~ It seemed like a good idea at the time. The family kept a small garden and a few chickens at their country home, so Dad decided that he would raise the family’s Thanksgiving turkey himself. He built a pen in the backyard and fattened up the bird on the healthiest diet of grains and water. But Dad’s dream died the moment his children named the turkey Butterball. That changed everything. Once they named him, the kids no longer saw dinner but a new friend with warmth and feelings and personality. Dad, we can’t eat Butterball! So, on Thanksgiving Day, while the family feasted on a store-bought nameless turkey, Butterball continued to reside happily in his backyard pen.
On the first day of the semester, the class is just a roster of student numbers. And some students remain only a number, they stay quietly in the background, say little in class, do nothing to distinguish themselves. But once the professor learns their names and begins to associate that name with that student’s own abilities and potential, a new, creative dynamic begins to take place between teacher and student.
We harbor some hard opinions about certain nationalities and cultures and people – until we meet someone of that ethnicity, race, religion, or orientation. You may have had that situation with someone who is Jewish or black or gay or Muslim or Mexican or Asian or American. Once you meet someone and know someone and know someone’s name, the stereotype collapses and we see a human being just like us, with the same hopes and dreams and loves as we have. Our perspective is transformed once we meet and learn another’s name. He or she is no longer a label or a number or a function or a stereotype, but a real human being.
To know another’s name is the beginning of a relationship of love and trust and responsibility. Think about how true that is in your own life. Most every relationship we have begins with learning someone’s name. Conversely, we’re embarrassed if we forget someone’s name. f we don’t know someone’s name, we don’t know them at all; but if we know them by name, that opens every door for a continued relationship.
Before he was born, the angel Gabriel told both Mary and Joseph separately that their child was to be named Jesus. In today’s Gospel on this Feast of the Lord’s Baptism, the final day of the Christmas season, the voice of God is heard identifying this Jesus as “my beloved son, with whom I am well pleased.”
Friends, on the day of our baptism, the very first question that the priest or deacon asked our parents and godparents was “What name have you given your child?” Then, when the waters of baptism were poured over us, our name is mentioned in the very same breath as the name of our God, Father, Son, and Holy Spirit. At that moment, we became a beloved daughter or son of God. We embraced the same identity as Christ. At that moment, we were named a Christian. That name has both a dignity and a responsibility.
My name is John Rogers Vien. It was also my father’s name. John was my great-great grandfather’s name, Rogers was my grandmother’s name before she was married, and Vien can be traced back many generations all the way to the South of France. So I believe my name has a great dignity in that it is part of our family history. It also gives me the great responsibility to keep that family name sacred and honorable. Even if you do not have a similar history with your own name, we all have been given the name Christian, which brings great dignity and great responsibility.

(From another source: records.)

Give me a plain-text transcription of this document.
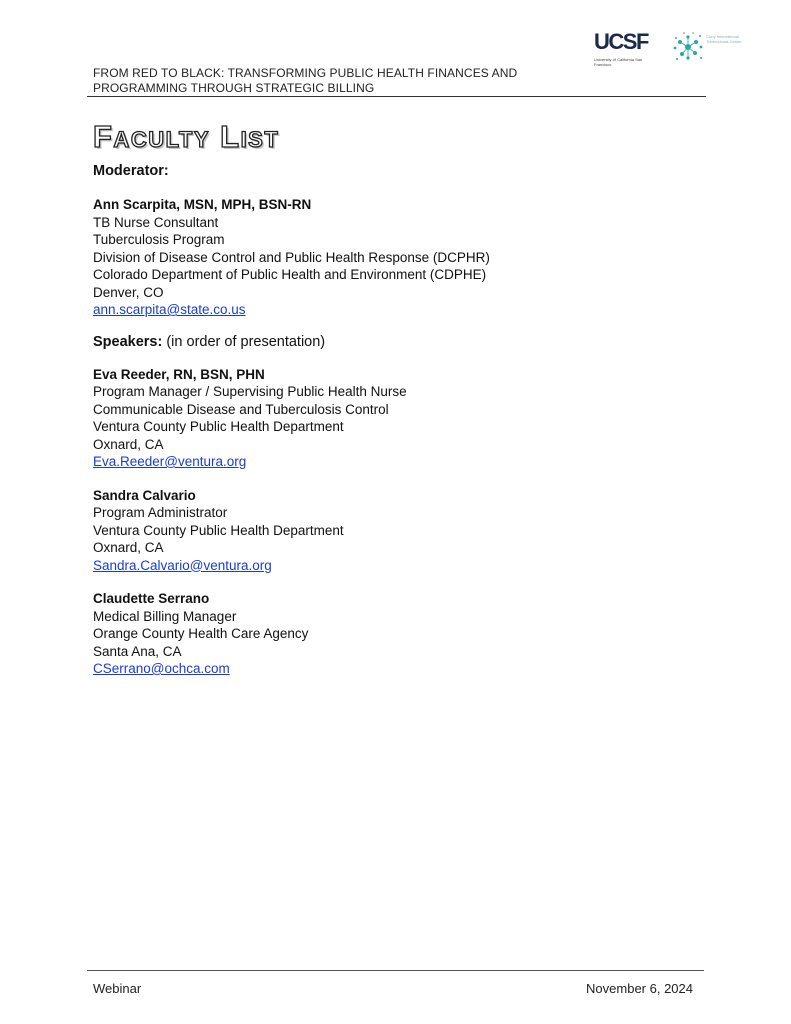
FROM RED TO BLACK: TRANSFORMING PUBLIC HEALTH FINANCES AND
PROGRAMMING THROUGH STRATEGIC BILLING
UCSF
University of California San Francisco
Curry International Tuberculosis Center
Faculty List

Moderator:

Ann Scarpita, MSN, MPH, BSN-RN
TB Nurse Consultant
Tuberculosis Program
Division of Disease Control and Public Health Response (DCPHR)
Colorado Department of Public Health and Environment (CDPHE)
Denver, CO
ann.scarpita@state.co.us

Speakers: (in order of presentation)

Eva Reeder, RN, BSN, PHN
Program Manager / Supervising Public Health Nurse
Communicable Disease and Tuberculosis Control
Ventura County Public Health Department
Oxnard, CA
Eva.Reeder@ventura.org
Sandra Calvario
Program Administrator
Ventura County Public Health Department
Oxnard, CA
Sandra.Calvario@ventura.org
Claudette Serrano
Medical Billing Manager
Orange County Health Care Agency
Santa Ana, CA
CSerrano@ochca.com
Webinar	November 6, 2024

We Christians have great dignity because we continue in an unbroken line stretching back over two millennia. We are family members of some of the greatest human beings this world has ever known: popes and presidents and scientists and artists. And we are sons and daughters of God, which gives us inestimable worth.
But being named a Christian also brings great responsibility, the responsibility to live up to our calling, to be like Christ; to give a good example; to be loving, forgiving, and generous; and to make sure that no one thinks less of Christians in general because of our words or actions in particular.
At the beginning of this New Year, it is fitting to ask how are you treating your name, Christian? Is it obvious to others that you are a follower of Christ, or have you retreated into anonymity, have you not given good witness, have you besmirched the name?
If you’ve not been giving good witness, if you’ve not been living up to your name, today is the day to begin again, for every baptism is a new beginning! Today at this Eucharist, and in our prayer this week, let us recommit ourselves to the work of being Christians, disciples of Jesus, disciples of justice, reconciliation, service, and love. Let us live up to the name we have been given!